Conversely, Tech has had five games against ACC opponents when they had an advantage in rest.

Virginia Tech has been disadvantaged most, with 11 games, although only seven were against Coastal opponents. Wake had nine against Atlantic teams.

Conversely, Tech has had five games in which it had more time to prepare than its ACC opponent.

By comparison, North Carolina has had six games in which a conference opponent had more rest, four in the division. (In scheduling games, the ACC does not treat division and non-division games differently.)

A statement to the AJC from ACC senior associate commissioner for football Michael Strickland did not directly answer emailed questions about whether the ACC was aware of North Carolina’s preponderance of games against Tech in which it had a rest advantage, or if it might take that into consideration going forward.

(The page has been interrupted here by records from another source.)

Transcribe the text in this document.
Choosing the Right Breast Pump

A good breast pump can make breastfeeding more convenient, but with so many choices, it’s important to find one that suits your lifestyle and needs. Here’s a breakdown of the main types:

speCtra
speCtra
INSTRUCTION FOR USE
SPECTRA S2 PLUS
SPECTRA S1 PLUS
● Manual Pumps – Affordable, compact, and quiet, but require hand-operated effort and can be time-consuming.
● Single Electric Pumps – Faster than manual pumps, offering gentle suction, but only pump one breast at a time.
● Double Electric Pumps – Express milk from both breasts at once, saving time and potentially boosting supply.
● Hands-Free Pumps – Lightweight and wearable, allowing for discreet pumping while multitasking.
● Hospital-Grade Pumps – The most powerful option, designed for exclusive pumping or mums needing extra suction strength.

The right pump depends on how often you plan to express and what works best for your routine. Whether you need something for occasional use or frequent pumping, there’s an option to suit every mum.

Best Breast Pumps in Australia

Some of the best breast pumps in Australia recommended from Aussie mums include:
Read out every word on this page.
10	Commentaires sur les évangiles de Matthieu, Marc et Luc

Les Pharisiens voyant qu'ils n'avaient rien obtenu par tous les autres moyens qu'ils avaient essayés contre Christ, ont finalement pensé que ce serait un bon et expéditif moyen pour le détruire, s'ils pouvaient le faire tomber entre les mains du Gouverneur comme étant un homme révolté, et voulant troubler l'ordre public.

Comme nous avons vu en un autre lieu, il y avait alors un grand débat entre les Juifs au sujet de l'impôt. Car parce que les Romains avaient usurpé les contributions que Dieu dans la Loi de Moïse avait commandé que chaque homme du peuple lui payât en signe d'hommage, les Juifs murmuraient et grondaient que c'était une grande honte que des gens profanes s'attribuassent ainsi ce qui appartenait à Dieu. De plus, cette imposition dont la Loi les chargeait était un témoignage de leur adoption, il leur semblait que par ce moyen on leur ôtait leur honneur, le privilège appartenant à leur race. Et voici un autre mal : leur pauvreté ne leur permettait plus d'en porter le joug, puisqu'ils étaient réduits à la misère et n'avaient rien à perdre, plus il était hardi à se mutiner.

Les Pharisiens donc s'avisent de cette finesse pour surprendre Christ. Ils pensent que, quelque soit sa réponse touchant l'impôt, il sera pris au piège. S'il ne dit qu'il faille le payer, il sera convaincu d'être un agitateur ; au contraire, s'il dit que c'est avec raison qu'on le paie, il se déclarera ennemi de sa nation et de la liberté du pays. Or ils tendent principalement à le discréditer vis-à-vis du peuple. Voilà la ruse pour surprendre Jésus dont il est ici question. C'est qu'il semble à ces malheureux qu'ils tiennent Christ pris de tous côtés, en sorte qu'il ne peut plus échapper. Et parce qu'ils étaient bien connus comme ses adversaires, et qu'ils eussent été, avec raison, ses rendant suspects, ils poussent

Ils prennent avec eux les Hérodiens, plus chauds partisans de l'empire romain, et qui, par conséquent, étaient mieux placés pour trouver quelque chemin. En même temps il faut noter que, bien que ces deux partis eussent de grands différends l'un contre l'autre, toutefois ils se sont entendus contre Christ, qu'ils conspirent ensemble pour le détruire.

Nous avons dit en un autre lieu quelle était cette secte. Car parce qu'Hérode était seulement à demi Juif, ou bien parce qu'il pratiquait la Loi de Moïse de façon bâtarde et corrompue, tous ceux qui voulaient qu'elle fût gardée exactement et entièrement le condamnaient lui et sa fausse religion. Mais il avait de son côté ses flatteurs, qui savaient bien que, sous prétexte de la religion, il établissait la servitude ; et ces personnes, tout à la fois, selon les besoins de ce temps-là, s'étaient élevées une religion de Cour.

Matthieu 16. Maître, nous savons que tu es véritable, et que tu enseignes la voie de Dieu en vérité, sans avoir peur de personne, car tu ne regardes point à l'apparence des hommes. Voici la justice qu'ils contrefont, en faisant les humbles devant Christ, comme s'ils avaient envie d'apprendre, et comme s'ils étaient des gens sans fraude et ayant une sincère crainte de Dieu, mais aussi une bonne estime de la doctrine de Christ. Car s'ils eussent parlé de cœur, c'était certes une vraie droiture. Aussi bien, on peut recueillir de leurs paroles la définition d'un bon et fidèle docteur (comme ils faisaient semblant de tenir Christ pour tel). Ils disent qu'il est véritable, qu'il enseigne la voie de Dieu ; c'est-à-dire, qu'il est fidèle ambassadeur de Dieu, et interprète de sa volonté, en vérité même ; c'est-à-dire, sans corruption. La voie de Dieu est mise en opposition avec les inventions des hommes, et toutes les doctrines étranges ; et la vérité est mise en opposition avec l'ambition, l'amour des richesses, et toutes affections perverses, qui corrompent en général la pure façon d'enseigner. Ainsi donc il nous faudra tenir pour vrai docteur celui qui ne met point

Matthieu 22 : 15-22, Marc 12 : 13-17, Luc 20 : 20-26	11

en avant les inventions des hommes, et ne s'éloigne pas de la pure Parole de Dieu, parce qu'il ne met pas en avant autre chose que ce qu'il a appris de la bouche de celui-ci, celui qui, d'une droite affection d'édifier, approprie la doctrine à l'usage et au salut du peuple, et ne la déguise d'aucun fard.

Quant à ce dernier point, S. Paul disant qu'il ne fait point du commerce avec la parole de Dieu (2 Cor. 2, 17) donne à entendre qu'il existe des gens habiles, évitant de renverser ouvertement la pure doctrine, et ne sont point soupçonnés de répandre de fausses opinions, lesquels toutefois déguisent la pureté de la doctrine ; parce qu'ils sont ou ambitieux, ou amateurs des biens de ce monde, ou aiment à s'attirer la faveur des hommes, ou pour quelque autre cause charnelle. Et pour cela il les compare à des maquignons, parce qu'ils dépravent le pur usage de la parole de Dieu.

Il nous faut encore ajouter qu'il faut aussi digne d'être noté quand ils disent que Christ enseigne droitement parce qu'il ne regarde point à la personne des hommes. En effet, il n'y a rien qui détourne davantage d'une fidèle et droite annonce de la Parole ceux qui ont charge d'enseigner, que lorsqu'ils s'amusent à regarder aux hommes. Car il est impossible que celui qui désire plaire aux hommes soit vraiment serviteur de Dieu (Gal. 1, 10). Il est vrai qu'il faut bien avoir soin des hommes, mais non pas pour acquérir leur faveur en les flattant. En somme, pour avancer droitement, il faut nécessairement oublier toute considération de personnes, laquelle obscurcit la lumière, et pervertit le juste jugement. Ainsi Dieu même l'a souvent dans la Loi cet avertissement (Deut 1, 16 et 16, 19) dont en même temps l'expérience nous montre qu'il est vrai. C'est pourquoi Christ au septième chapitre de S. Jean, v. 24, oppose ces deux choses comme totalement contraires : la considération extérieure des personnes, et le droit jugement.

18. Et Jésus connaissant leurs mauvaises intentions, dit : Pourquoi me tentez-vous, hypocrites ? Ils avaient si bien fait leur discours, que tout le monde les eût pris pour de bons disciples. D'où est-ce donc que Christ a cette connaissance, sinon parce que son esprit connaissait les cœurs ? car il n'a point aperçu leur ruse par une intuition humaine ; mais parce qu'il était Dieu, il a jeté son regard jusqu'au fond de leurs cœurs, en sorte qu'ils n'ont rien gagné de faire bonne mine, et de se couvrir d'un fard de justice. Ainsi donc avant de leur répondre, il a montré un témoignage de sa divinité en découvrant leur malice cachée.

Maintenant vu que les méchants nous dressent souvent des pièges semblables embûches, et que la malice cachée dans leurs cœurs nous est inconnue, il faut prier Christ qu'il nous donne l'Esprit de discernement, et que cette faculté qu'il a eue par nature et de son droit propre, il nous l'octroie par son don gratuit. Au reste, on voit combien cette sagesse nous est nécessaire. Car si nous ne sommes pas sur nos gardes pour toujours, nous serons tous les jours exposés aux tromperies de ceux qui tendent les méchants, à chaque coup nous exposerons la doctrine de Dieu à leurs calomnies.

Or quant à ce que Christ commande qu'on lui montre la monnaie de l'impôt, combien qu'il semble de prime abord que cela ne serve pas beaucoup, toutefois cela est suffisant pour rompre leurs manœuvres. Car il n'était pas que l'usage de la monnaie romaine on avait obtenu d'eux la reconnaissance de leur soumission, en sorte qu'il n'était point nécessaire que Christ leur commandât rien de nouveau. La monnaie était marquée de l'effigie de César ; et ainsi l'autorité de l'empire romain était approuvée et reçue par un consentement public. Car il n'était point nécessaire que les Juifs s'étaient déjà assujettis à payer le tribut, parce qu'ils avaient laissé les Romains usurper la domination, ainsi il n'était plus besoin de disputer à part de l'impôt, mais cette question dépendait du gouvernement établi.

“When building our conference schedule, the charge from our schools is to create a schedule that complies with our parameters to ensure competitive equity, fulfills our television obligations and maximizes exposure for ACC Football,” the statement read. “Within the logistics of this process, it must also take into account all of the institutionally scheduled non-conference games.”

Perhaps a significant factor in this situation is that the ACC’s model of competitive equity does not incorporate equal rest as a scheduling principle except in instances when teams play Thursday nights after Saturday games. Another, certainly, is that because building the schedule is puzzle with multiple moving parts, tweaking one specific game is unfeasible.

The considerable irony in this situation, though, is that the Jackets were 3-1 in the four games in which North Carolina had extra rest, and 0-2 in the past two seasons, when both played the previous week. In the other five Johnson-era games when ACC opponents had extra rest, Tech is 2-3. The Jackets are 5-0 in conference games when they’ve come off a bye and the opponent has not.

On Saturday, Fedora’s team will take the field at Kenan Stadium rested and eager to stop one pattern while extending another.

“I don’t know if you get to pick the ideal time, but for us, we really needed it,” he said. “We were beat up physically and mentally, and it just so happens that it gives us some extra practices on Georgia Tech. So you hope that that’s beneficial.”